Francis Poindexter woke up to an icy blast of wind. He was unprepared for the cold and he looked around the cabin in some confusion. A nurse walked by.
“What is it?” Francis asked. “What’s going on?”
The nurse smiled at him. “Look out your window, soldier,” she said. “We are on the ground in Washington, D.C. Welcome to the good old U.S.A.”
“I’ll be a son of a bitch,” Francis said.
“Okay, listen up!” someone shouted, speaking through a bullhorn from the back of the plane. “Walking wounded, there are buses for you. Officers and top three grades first, then the rest of you. Step quickly, gentlemen, it’s cold and we’re freezing our stretcher cases.”
There weren’t that many officers and top three grades, so it quickly became Francis’s time to leave. He shuffled through the plane, looking down at the stretcher cases on either side. He saw the boy who had been drinking the root beer. The boy was looking through the window at the lights outside, his eyes dull, his face expressionless.

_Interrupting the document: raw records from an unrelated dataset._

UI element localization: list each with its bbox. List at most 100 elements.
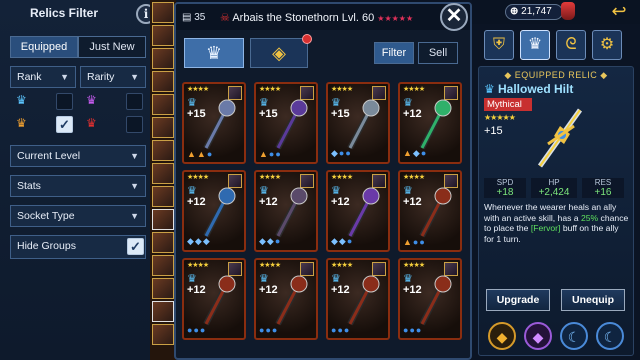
- stats-label: Stats: [17, 180, 41, 192]
- socket-icon: ◆: [331, 148, 339, 158]
- socket-icon: ●: [271, 325, 279, 335]
- socket-icon: ◆: [259, 236, 267, 246]
- tab-just-new[interactable]: Just New: [78, 36, 146, 58]
- current-level-label: Current Level: [17, 150, 81, 162]
- socket-icon: ◆: [187, 236, 195, 246]
- champion-portrait[interactable]: [152, 186, 174, 207]
- crown-icon: ♛: [86, 116, 97, 130]
- rarity-dropdown-label: Rarity: [87, 71, 115, 83]
- socket-icons: ●●●: [331, 325, 350, 335]
- champion-portrait[interactable]: [152, 2, 174, 23]
- relic-card[interactable]: ★★★★ ♛ +15 ▲●●: [254, 82, 318, 164]
- champion-portrait[interactable]: [152, 48, 174, 69]
- socket-icons: ▲●●: [259, 149, 282, 159]
- rank-dropdown-label: Rank: [17, 71, 42, 83]
- champion-portrait[interactable]: [152, 209, 174, 230]
- rank-checkbox-1[interactable]: [56, 93, 73, 110]
- tab-armor[interactable]: ⛨: [484, 30, 514, 60]
- relic-count-value: 35: [194, 12, 206, 23]
- relic-card[interactable]: ★★★★ ♛ +12 ●●●: [254, 258, 318, 340]
- currency-display[interactable]: ⊕ 21,747: [505, 4, 563, 20]
- socket-gem-icon[interactable]: ◆: [488, 322, 516, 350]
- champion-portrait[interactable]: [152, 94, 174, 115]
- rank-checkbox-2[interactable]: ✓: [56, 116, 73, 133]
- champion-portrait[interactable]: [152, 278, 174, 299]
- socket-icons: ▲◆●: [403, 148, 427, 159]
- socket-icon: ●: [345, 148, 352, 158]
- relic-card[interactable]: ★★★★ ♛ +12 ●●●: [398, 258, 462, 340]
- rarity-checkbox-1[interactable]: [126, 93, 143, 110]
- relic-card[interactable]: ★★★★ ♛ +12 ◆◆●: [326, 170, 390, 252]
- relic-art: [347, 99, 380, 150]
- rarity-badge: Mythical: [484, 98, 532, 111]
- champion-portrait[interactable]: [152, 71, 174, 92]
- relic-card[interactable]: ★★★★ ♛ +15 ▲▲●: [182, 82, 246, 164]
- relic-art: [275, 275, 308, 326]
- unequip-button[interactable]: Unequip: [561, 289, 625, 311]
- relic-art: [347, 275, 380, 326]
- plus-icon: ⊕: [510, 6, 519, 17]
- relic-card[interactable]: ★★★★ ♛ +12 ◆◆●: [254, 170, 318, 252]
- relic-art: [347, 187, 380, 238]
- relic-card[interactable]: ★★★★ ♛ +12 ▲●●: [398, 170, 462, 252]
- socket-icon: ▲: [259, 149, 269, 159]
- champion-portrait[interactable]: [152, 232, 174, 253]
- socket-icon: ●: [275, 149, 282, 159]
- champion-portrait[interactable]: [152, 140, 174, 161]
- socket-gem-icon[interactable]: ☾: [596, 322, 624, 350]
- hide-groups-row[interactable]: Hide Groups ✓: [10, 235, 146, 259]
- stat-res: RES +16: [582, 178, 624, 198]
- tab-relic-type-crown[interactable]: ♛: [184, 38, 244, 68]
- champion-portrait[interactable]: [152, 117, 174, 138]
- relic-art: [419, 275, 452, 326]
- tab-equipped[interactable]: Equipped: [10, 36, 78, 58]
- tab-relics[interactable]: ♛: [520, 30, 550, 60]
- relic-card[interactable]: ★★★★ ♛ +12 ●●●: [182, 258, 246, 340]
- socket-gem-icon[interactable]: ☾: [560, 322, 588, 350]
- relic-card[interactable]: ★★★★ ♛ +15 ◆●●: [326, 82, 390, 164]
- back-arrow-icon[interactable]: ↩: [608, 2, 630, 22]
- rarity-checkbox-2[interactable]: [126, 116, 143, 133]
- socket-icon: ●: [346, 236, 354, 246]
- relic-inventory-modal: ▤ 35 ☠ Arbais the Stonethorn Lvl. 60 ★★★…: [174, 2, 472, 360]
- relic-art: [419, 187, 452, 238]
- upgrade-button[interactable]: Upgrade: [486, 289, 550, 311]
- tab-masteries[interactable]: ⚙: [592, 30, 622, 60]
- socket-icon: ▲: [196, 149, 207, 159]
- crown-icon: ♛: [86, 93, 97, 107]
- socket-icons: ▲▲●: [187, 149, 213, 159]
- equipped-relic-title: ◆ EQUIPPED RELIC ◆: [504, 70, 608, 80]
- socket-type-dropdown[interactable]: Socket Type ▼: [10, 205, 146, 227]
- relic-card-stars: ★★★★: [403, 86, 425, 93]
- relic-card[interactable]: ★★★★ ♛ +12 ●●●: [326, 258, 390, 340]
- hide-groups-checkbox[interactable]: ✓: [127, 238, 144, 255]
- champion-portrait[interactable]: [152, 324, 174, 345]
- notification-badge: [302, 34, 312, 44]
- rank-dropdown[interactable]: Rank ▼: [10, 66, 76, 88]
- sell-button[interactable]: Sell: [418, 42, 458, 64]
- socket-icon: ▲: [403, 148, 413, 158]
- crown-icon: ♛: [16, 93, 27, 107]
- champion-portrait[interactable]: [152, 25, 174, 46]
- filter-button[interactable]: Filter: [374, 42, 414, 64]
- relic-card-stars: ★★★★: [331, 174, 353, 181]
- close-button[interactable]: ✕: [440, 3, 468, 31]
- tab-blessings[interactable]: ᘓ: [556, 30, 586, 60]
- socket-icon: ●: [419, 237, 426, 247]
- socket-type-label: Socket Type: [17, 210, 75, 222]
- rarity-dropdown[interactable]: Rarity ▼: [80, 66, 146, 88]
- modal-header: ▤ 35 ☠ Arbais the Stonethorn Lvl. 60 ★★★…: [176, 4, 470, 30]
- champion-portrait[interactable]: [152, 255, 174, 276]
- champion-portrait[interactable]: [152, 163, 174, 184]
- socket-gem-icon[interactable]: ◆: [524, 322, 552, 350]
- relic-card[interactable]: ★★★★ ♛ +12 ◆◆◆: [182, 170, 246, 252]
- current-level-dropdown[interactable]: Current Level ▼: [10, 145, 146, 167]
- stats-dropdown[interactable]: Stats ▼: [10, 175, 146, 197]
- hallowed-hilt-art: [537, 108, 583, 168]
- tab-relic-type-rune[interactable]: ◈: [250, 34, 312, 68]
- socket-icon: ◆: [331, 236, 339, 246]
- relic-card[interactable]: ★★★★ ♛ +12 ▲◆●: [398, 82, 462, 164]
- chevron-down-icon: ▼: [130, 72, 139, 82]
- stat-value: +2,424: [538, 187, 570, 198]
- champion-portrait[interactable]: [152, 301, 174, 322]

Yeah, Francis thought. I know what you mean. I hadn’t planned to come back this way either.
“This way, fellas,” an airman with a clipboard directed. He was standing by the steps of a blue air force bus. Francis got on, then sat down and waited as the others shuffled onto the bus and took their seats.
“Well,” someone said, “we’re here.”
“Yeah,” another said dryly. “Where’s the band?”
“Forget the fuckin’ band,” a third put in. “Where’s the bar? I just want to get drunk. I want to get drunk and stay that way for the rest of my life.”